Validation Use Cases

The MU Scenario profits from the GENASIS and SVOD web portals, which collect the desired data. We focused on these two portals as representatives, but there will also be other resources from outside. For the validation of TaToo tools we have proposed in the MU Scenario eight use cases (UC):

  • UC1: Discover resources with existing tools - SVOD and GENASIS users will be provided with the possibility to indirectly use the TaToo functionality for discovering similar resources based on analysed objects in SVOD/GENASIS web portals. The TaToo discovery could be started from within the web analysis tools. The relevant information needed for the search would be already entered via the web interface during the analysis and can be submitted to the TaToo framework.
  • UC2: Generic discovery - the goal of this use case is to deliver improvements regarding result relevance compared to conventional search engine results. The relevance of the resources to the search criteria should be improved so that the user receives more potential interesting search results. This circumstance hopefully leads to a reduction in the tedious effort of scanning the search results for matching entries.

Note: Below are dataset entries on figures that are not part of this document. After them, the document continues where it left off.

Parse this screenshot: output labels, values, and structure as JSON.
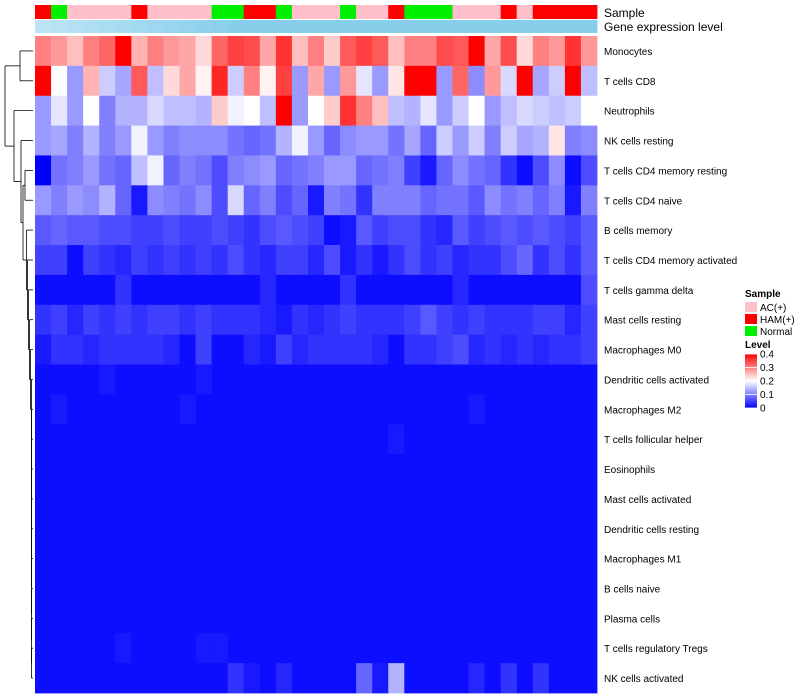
{
  "chart_data": {
    "type": "heatmap",
    "title": "",
    "annotation_labels": {
      "sample": "Sample",
      "gene": "Gene expression level"
    },
    "columns_sample": [
      "HAM(+)",
      "Normal",
      "AC(+)",
      "AC(+)",
      "AC(+)",
      "AC(+)",
      "HAM(+)",
      "AC(+)",
      "AC(+)",
      "AC(+)",
      "AC(+)",
      "Normal",
      "Normal",
      "HAM(+)",
      "HAM(+)",
      "Normal",
      "AC(+)",
      "AC(+)",
      "AC(+)",
      "Normal",
      "AC(+)",
      "AC(+)",
      "HAM(+)",
      "Normal",
      "Normal",
      "Normal",
      "AC(+)",
      "AC(+)",
      "AC(+)",
      "HAM(+)",
      "AC(+)",
      "HAM(+)",
      "HAM(+)",
      "HAM(+)",
      "HAM(+)"
    ],
    "rows": [
      "Monocytes",
      "T cells CD8",
      "Neutrophils",
      "NK cells resting",
      "T cells CD4 memory resting",
      "T cells CD4 naive",
      "B cells memory",
      "T cells CD4 memory activated",
      "T cells gamma delta",
      "Mast cells resting",
      "Macrophages M0",
      "Dendritic cells activated",
      "Macrophages M2",
      "T cells follicular helper",
      "Eosinophils",
      "Mast cells activated",
      "Dendritic cells resting",
      "Macrophages M1",
      "B cells naive",
      "Plasma cells",
      "T cells regulatory  Tregs",
      "NK cells activated"
    ],
    "values": [
      [
        0.3,
        0.28,
        0.25,
        0.3,
        0.32,
        0.4,
        0.26,
        0.3,
        0.28,
        0.27,
        0.23,
        0.32,
        0.35,
        0.34,
        0.27,
        0.36,
        0.25,
        0.3,
        0.24,
        0.33,
        0.35,
        0.33,
        0.25,
        0.3,
        0.3,
        0.34,
        0.33,
        0.4,
        0.27,
        0.34,
        0.23,
        0.3,
        0.28,
        0.36,
        0.28
      ],
      [
        0.4,
        0.2,
        0.12,
        0.26,
        0.16,
        0.13,
        0.33,
        0.15,
        0.23,
        0.27,
        0.21,
        0.37,
        0.16,
        0.3,
        0.21,
        0.35,
        0.12,
        0.27,
        0.12,
        0.28,
        0.18,
        0.12,
        0.22,
        0.4,
        0.4,
        0.12,
        0.32,
        0.11,
        0.28,
        0.17,
        0.4,
        0.13,
        0.16,
        0.4,
        0.15
      ],
      [
        0.12,
        0.18,
        0.12,
        0.2,
        0.1,
        0.14,
        0.14,
        0.17,
        0.15,
        0.15,
        0.14,
        0.24,
        0.19,
        0.2,
        0.15,
        0.4,
        0.12,
        0.2,
        0.24,
        0.36,
        0.3,
        0.25,
        0.15,
        0.14,
        0.18,
        0.12,
        0.16,
        0.2,
        0.12,
        0.15,
        0.17,
        0.16,
        0.15,
        0.16,
        0.2
      ],
      [
        0.12,
        0.13,
        0.1,
        0.14,
        0.1,
        0.12,
        0.19,
        0.12,
        0.1,
        0.11,
        0.11,
        0.11,
        0.09,
        0.08,
        0.09,
        0.14,
        0.19,
        0.12,
        0.08,
        0.11,
        0.12,
        0.12,
        0.09,
        0.13,
        0.08,
        0.16,
        0.12,
        0.16,
        0.1,
        0.16,
        0.13,
        0.14,
        0.22,
        0.1,
        0.11
      ],
      [
        0.0,
        0.09,
        0.1,
        0.12,
        0.09,
        0.08,
        0.15,
        0.19,
        0.08,
        0.1,
        0.09,
        0.06,
        0.1,
        0.11,
        0.12,
        0.08,
        0.09,
        0.1,
        0.12,
        0.12,
        0.08,
        0.09,
        0.1,
        0.05,
        0.02,
        0.08,
        0.11,
        0.09,
        0.08,
        0.04,
        0.01,
        0.06,
        0.11,
        0.01,
        0.06
      ],
      [
        0.12,
        0.1,
        0.12,
        0.11,
        0.14,
        0.08,
        0.02,
        0.11,
        0.1,
        0.09,
        0.11,
        0.06,
        0.17,
        0.08,
        0.1,
        0.06,
        0.08,
        0.02,
        0.1,
        0.09,
        0.04,
        0.1,
        0.1,
        0.1,
        0.08,
        0.09,
        0.09,
        0.07,
        0.11,
        0.09,
        0.1,
        0.08,
        0.1,
        0.02,
        0.1
      ],
      [
        0.07,
        0.08,
        0.07,
        0.07,
        0.06,
        0.06,
        0.05,
        0.05,
        0.06,
        0.05,
        0.05,
        0.06,
        0.05,
        0.04,
        0.06,
        0.07,
        0.06,
        0.05,
        0.01,
        0.02,
        0.07,
        0.05,
        0.06,
        0.06,
        0.04,
        0.03,
        0.07,
        0.05,
        0.06,
        0.07,
        0.06,
        0.07,
        0.06,
        0.05,
        0.07
      ],
      [
        0.05,
        0.05,
        0.01,
        0.05,
        0.04,
        0.03,
        0.05,
        0.04,
        0.05,
        0.04,
        0.05,
        0.04,
        0.06,
        0.04,
        0.03,
        0.05,
        0.05,
        0.03,
        0.06,
        0.02,
        0.04,
        0.02,
        0.04,
        0.06,
        0.04,
        0.05,
        0.03,
        0.04,
        0.04,
        0.06,
        0.08,
        0.04,
        0.06,
        0.04,
        0.07
      ],
      [
        0.01,
        0.01,
        0.01,
        0.01,
        0.01,
        0.04,
        0.01,
        0.01,
        0.01,
        0.01,
        0.01,
        0.01,
        0.01,
        0.01,
        0.03,
        0.01,
        0.01,
        0.01,
        0.01,
        0.04,
        0.01,
        0.01,
        0.01,
        0.01,
        0.01,
        0.01,
        0.03,
        0.01,
        0.01,
        0.01,
        0.01,
        0.01,
        0.01,
        0.01,
        0.06
      ],
      [
        0.04,
        0.05,
        0.03,
        0.05,
        0.04,
        0.05,
        0.04,
        0.05,
        0.05,
        0.04,
        0.05,
        0.04,
        0.04,
        0.04,
        0.03,
        0.02,
        0.04,
        0.03,
        0.04,
        0.05,
        0.04,
        0.04,
        0.04,
        0.05,
        0.07,
        0.05,
        0.04,
        0.05,
        0.04,
        0.04,
        0.04,
        0.05,
        0.05,
        0.03,
        0.05
      ],
      [
        0.02,
        0.04,
        0.04,
        0.03,
        0.04,
        0.04,
        0.04,
        0.04,
        0.03,
        0.01,
        0.05,
        0.01,
        0.01,
        0.03,
        0.02,
        0.05,
        0.03,
        0.04,
        0.04,
        0.04,
        0.04,
        0.03,
        0.01,
        0.04,
        0.04,
        0.05,
        0.06,
        0.03,
        0.04,
        0.03,
        0.04,
        0.03,
        0.04,
        0.04,
        0.05
      ],
      [
        0.01,
        0.01,
        0.01,
        0.01,
        0.02,
        0.01,
        0.01,
        0.01,
        0.01,
        0.01,
        0.02,
        0.01,
        0.01,
        0.01,
        0.01,
        0.01,
        0.01,
        0.01,
        0.01,
        0.01,
        0.01,
        0.01,
        0.01,
        0.01,
        0.01,
        0.01,
        0.01,
        0.01,
        0.01,
        0.01,
        0.01,
        0.01,
        0.01,
        0.01,
        0.01
      ],
      [
        0.01,
        0.02,
        0.01,
        0.01,
        0.01,
        0.01,
        0.01,
        0.01,
        0.01,
        0.02,
        0.01,
        0.01,
        0.01,
        0.01,
        0.01,
        0.01,
        0.01,
        0.01,
        0.01,
        0.01,
        0.01,
        0.01,
        0.01,
        0.01,
        0.01,
        0.01,
        0.01,
        0.02,
        0.01,
        0.01,
        0.01,
        0.01,
        0.01,
        0.01,
        0.01
      ],
      [
        0.01,
        0.01,
        0.01,
        0.01,
        0.01,
        0.01,
        0.01,
        0.01,
        0.01,
        0.01,
        0.01,
        0.01,
        0.01,
        0.01,
        0.01,
        0.01,
        0.01,
        0.01,
        0.01,
        0.01,
        0.01,
        0.01,
        0.02,
        0.01,
        0.01,
        0.01,
        0.01,
        0.01,
        0.01,
        0.01,
        0.01,
        0.01,
        0.01,
        0.01,
        0.01
      ],
      [
        0.01,
        0.01,
        0.01,
        0.01,
        0.01,
        0.01,
        0.01,
        0.01,
        0.01,
        0.01,
        0.01,
        0.01,
        0.01,
        0.01,
        0.01,
        0.01,
        0.01,
        0.01,
        0.01,
        0.01,
        0.01,
        0.01,
        0.01,
        0.01,
        0.01,
        0.01,
        0.01,
        0.01,
        0.01,
        0.01,
        0.01,
        0.01,
        0.01,
        0.01,
        0.01
      ],
      [
        0.01,
        0.01,
        0.01,
        0.01,
        0.01,
        0.01,
        0.01,
        0.01,
        0.01,
        0.01,
        0.01,
        0.01,
        0.01,
        0.01,
        0.01,
        0.01,
        0.01,
        0.01,
        0.01,
        0.01,
        0.01,
        0.01,
        0.01,
        0.01,
        0.01,
        0.01,
        0.01,
        0.01,
        0.01,
        0.01,
        0.01,
        0.01,
        0.01,
        0.01,
        0.01
      ],
      [
        0.01,
        0.01,
        0.01,
        0.01,
        0.01,
        0.01,
        0.01,
        0.01,
        0.01,
        0.01,
        0.01,
        0.01,
        0.01,
        0.01,
        0.01,
        0.01,
        0.01,
        0.01,
        0.01,
        0.01,
        0.01,
        0.01,
        0.01,
        0.01,
        0.01,
        0.01,
        0.01,
        0.01,
        0.01,
        0.01,
        0.01,
        0.01,
        0.01,
        0.01,
        0.01
      ],
      [
        0.01,
        0.01,
        0.01,
        0.01,
        0.01,
        0.01,
        0.01,
        0.01,
        0.01,
        0.01,
        0.01,
        0.01,
        0.01,
        0.01,
        0.01,
        0.01,
        0.01,
        0.01,
        0.01,
        0.01,
        0.01,
        0.01,
        0.01,
        0.01,
        0.01,
        0.01,
        0.01,
        0.01,
        0.01,
        0.01,
        0.01,
        0.01,
        0.01,
        0.01,
        0.01
      ],
      [
        0.01,
        0.01,
        0.01,
        0.01,
        0.01,
        0.01,
        0.01,
        0.01,
        0.01,
        0.01,
        0.01,
        0.01,
        0.01,
        0.01,
        0.01,
        0.01,
        0.01,
        0.01,
        0.01,
        0.01,
        0.01,
        0.01,
        0.01,
        0.01,
        0.01,
        0.01,
        0.01,
        0.01,
        0.01,
        0.01,
        0.01,
        0.01,
        0.01,
        0.01,
        0.01
      ],
      [
        0.01,
        0.01,
        0.01,
        0.01,
        0.01,
        0.01,
        0.01,
        0.01,
        0.01,
        0.01,
        0.01,
        0.01,
        0.01,
        0.01,
        0.01,
        0.01,
        0.01,
        0.01,
        0.01,
        0.01,
        0.01,
        0.01,
        0.01,
        0.01,
        0.01,
        0.01,
        0.01,
        0.01,
        0.01,
        0.01,
        0.01,
        0.01,
        0.01,
        0.01,
        0.01
      ],
      [
        0.01,
        0.01,
        0.01,
        0.01,
        0.01,
        0.02,
        0.01,
        0.01,
        0.01,
        0.01,
        0.02,
        0.02,
        0.01,
        0.01,
        0.01,
        0.01,
        0.01,
        0.01,
        0.01,
        0.01,
        0.01,
        0.01,
        0.01,
        0.01,
        0.01,
        0.01,
        0.01,
        0.01,
        0.01,
        0.01,
        0.01,
        0.01,
        0.01,
        0.01,
        0.01
      ],
      [
        0.01,
        0.01,
        0.01,
        0.01,
        0.01,
        0.01,
        0.01,
        0.01,
        0.01,
        0.01,
        0.01,
        0.01,
        0.04,
        0.02,
        0.01,
        0.03,
        0.01,
        0.01,
        0.01,
        0.01,
        0.08,
        0.02,
        0.14,
        0.01,
        0.01,
        0.01,
        0.01,
        0.03,
        0.01,
        0.04,
        0.01,
        0.04,
        0.01,
        0.01,
        0.01
      ]
    ],
    "color_scale": {
      "min": 0,
      "max": 0.4,
      "low": "#0000ff",
      "mid": "#ffffff",
      "high": "#ff0000",
      "mid_value": 0.2
    },
    "legend": {
      "sample_title": "Sample",
      "sample_items": [
        {
          "label": "AC(+)",
          "color": "#ffc0cb"
        },
        {
          "label": "HAM(+)",
          "color": "#ff0000"
        },
        {
          "label": "Normal",
          "color": "#00ee00"
        }
      ],
      "level_title": "Level",
      "level_ticks": [
        "0.4",
        "0.3",
        "0.2",
        "0.1",
        "0"
      ],
      "level_tick_values": [
        0.4,
        0.3,
        0.2,
        0.1,
        0
      ]
    },
    "gene_expression_color": "#87ceeb",
    "legend_placement": "right"
  }
}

  • UC3 + UC4: Persistent Organic Pollutant Resource Discovery and Oncological resource discovery. UC3 and UC4 bring extended domain specific search. The user is interested in the discovery of cancer/POPs related resources and has possibility to use extended search criteria (measurement methods, measured compounds, cancer incidences and mortality rates, etc.) to better specify desired domain specific resources. Domain experts are also allowed to enrich the resources by using TaToo tools.
  • UC5: Define resource uncertainty - domain experts are allowed to define certain quality criteria (annotations) for resources. This use case should allow domain experts to define certain quality criteria for resources like the reputation of the publishing institute, the measurement methods, used norms and standards etc. The user should have the possibility to assess the different criteria with a value.

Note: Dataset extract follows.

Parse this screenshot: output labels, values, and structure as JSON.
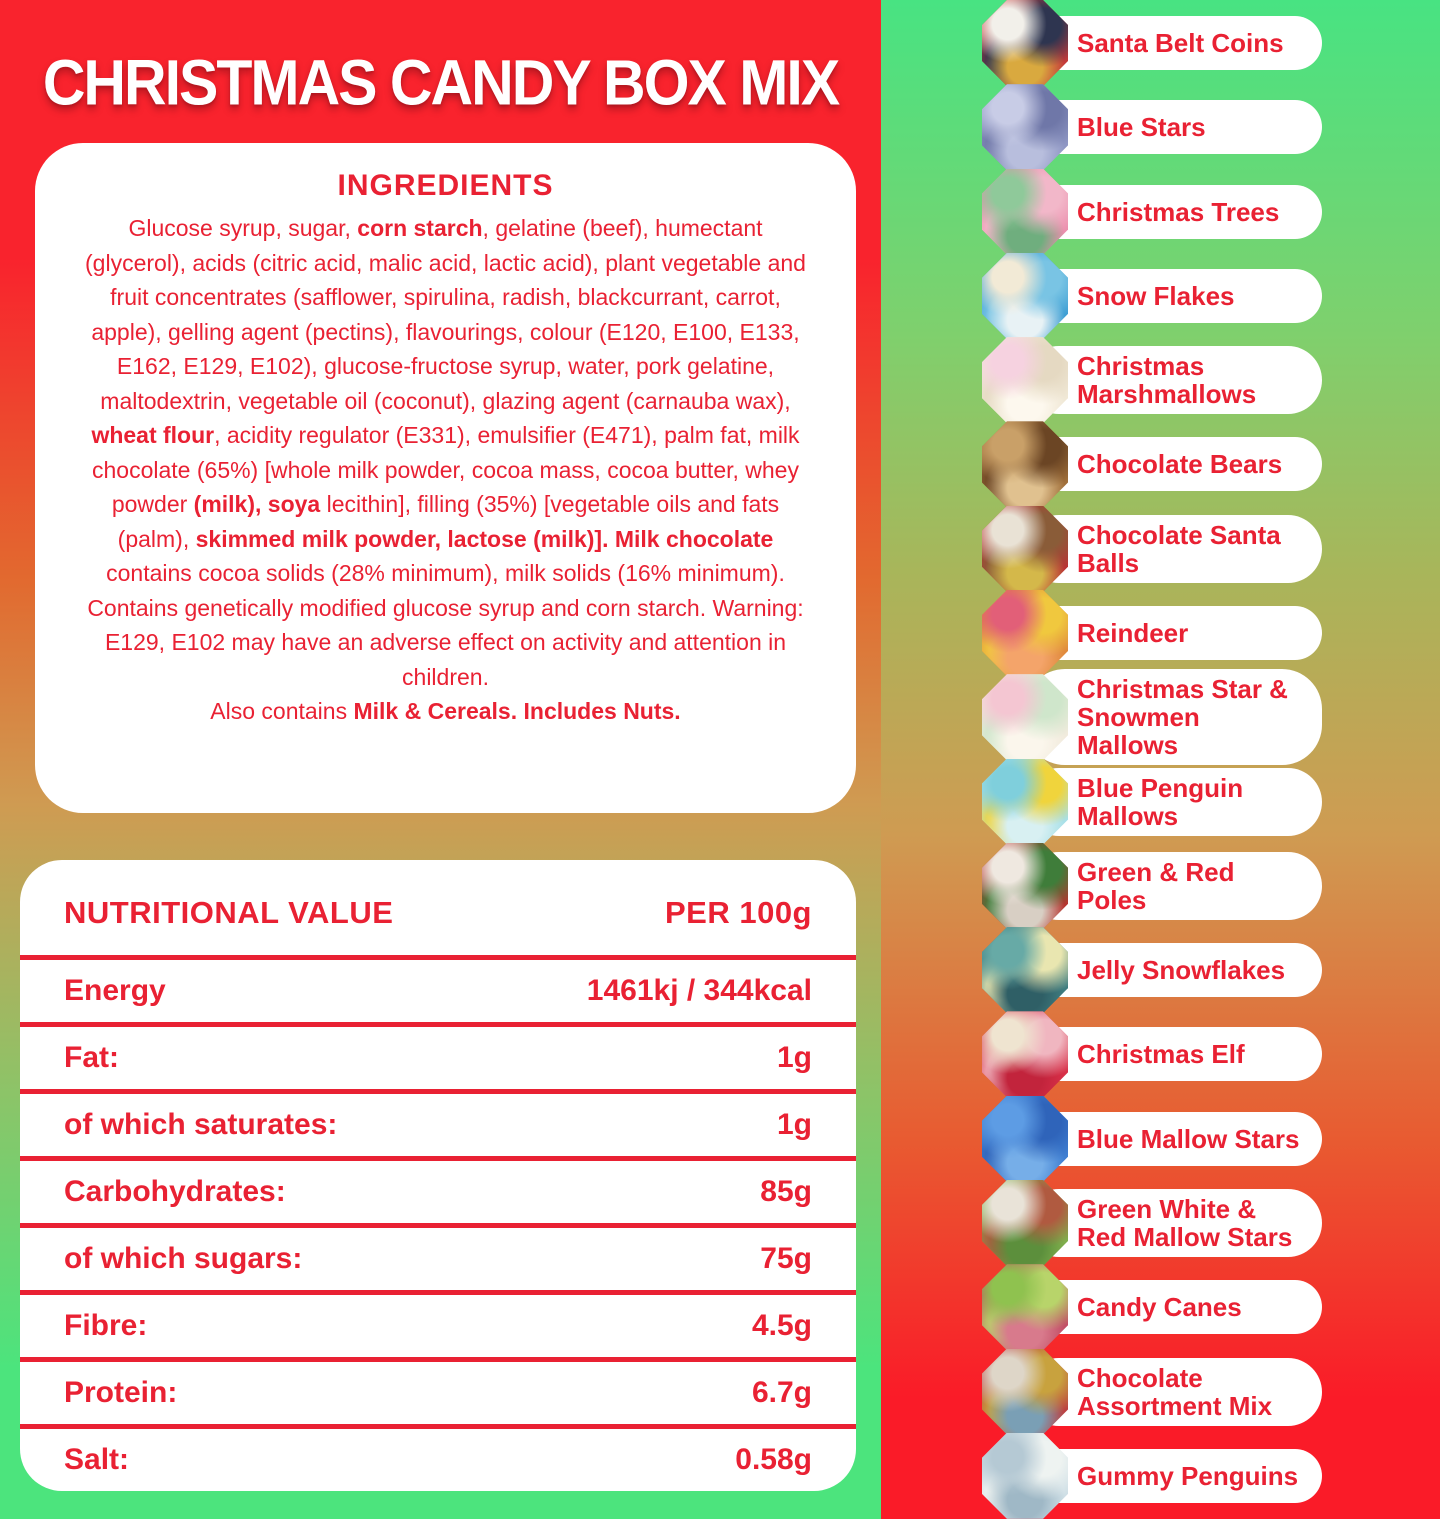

  • UC6: Compare resources - enables users to compare found resources on the fly after the discovery. This use case should be helpful in finding the connections between different resources either in the same domain or in different domains.
  • UC7: Find similar resources. UC7 brings the functionality to search for similar resources based on interesting resource already found. If the user finds a resource that matches his needs a new search is started based on a current resource. The found resources should have a high probability to match the template resource used for the search.
  • UC8: Find related resources. The last use case provides with searching for related resources in other knowledge domains based on an already found resource. For example the user wants to find pollutant monitoring data for a specific time range and geospatial region, based on the values of a discovered cancer analysis. The geospatial extend and temporal extend from the cancer analysis will be used to perform a new search. The user only has to provide and specify the domain of interest in which new resources should be discovered.